PUDSEY Bear has been the BBC Children in Need's mascot since 1985.
Many have wondered why Pudsey Bear has an eye patch – continue reading to find out why.
How old is Pudsey Bear?
Pudsey Bear was first introduced in 1985, and instantly transformed the Children in Need brand.
He was created by BBC designer Joanna Ball, and took his name from her home town in Yorkshire.
The BBC requested Joanna to create a logo to attract more interest in the charity.
“It was like a lightbulb moment for me,’ Joanna told the BBC. “We were bouncing ideas off each other and I latched on to this idea of a teddy bear.

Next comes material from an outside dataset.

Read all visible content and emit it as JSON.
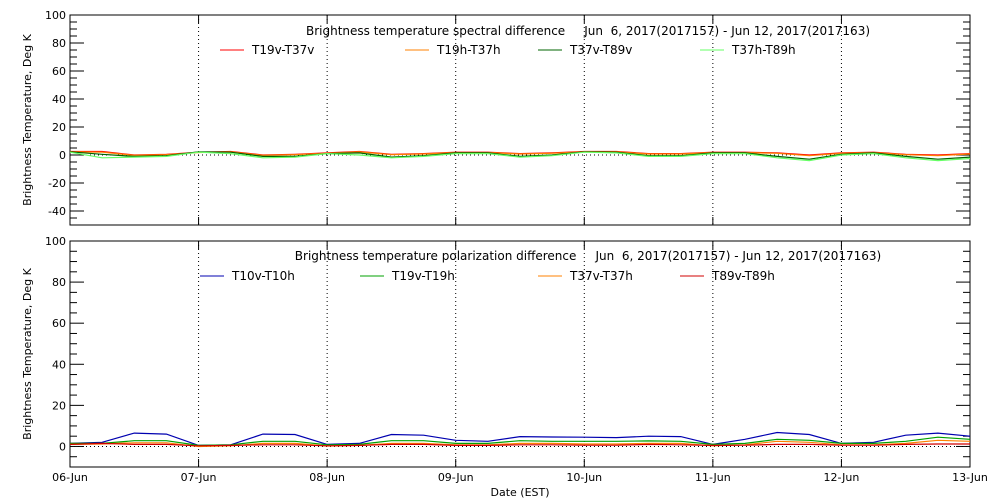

“I had a whole story playing out in my head for this bear, I went to the production team and said, “we need to name it”. So they turned around and said “if you think it’s important to name him, you do it”.
“It came from the heart – I looked to my own experience and named him in honour of my home town and my grandparents.”
Joanna was born in a town in West Yorkshire called Pudsey.
Her grandfather, Irvine Ball was the mayor of Pudsey in 1950, and was very fond of the small town which gave her the idea to name the bear after her birthplace.
Sir Terry Wogan introduced Pudsey to the world in 1985 and from 1986 the bear was the official logo of Children In Need.
Why does Pudsey Bear have an eye patch?
The reason as to why Pudsey wears the eye patch has never fully been explained.
However, many assume the patch is to make Pudsey seem more “in need” himself, and therefore more relatable to the children the charity works for.
Pudsey was originally brown with a red bandage on his head and his buttons spelt out BBC down his front, but after time it gradually changed.
Nowadays, he has the famous yellow fur and a multi-coloured polka-dot bandage.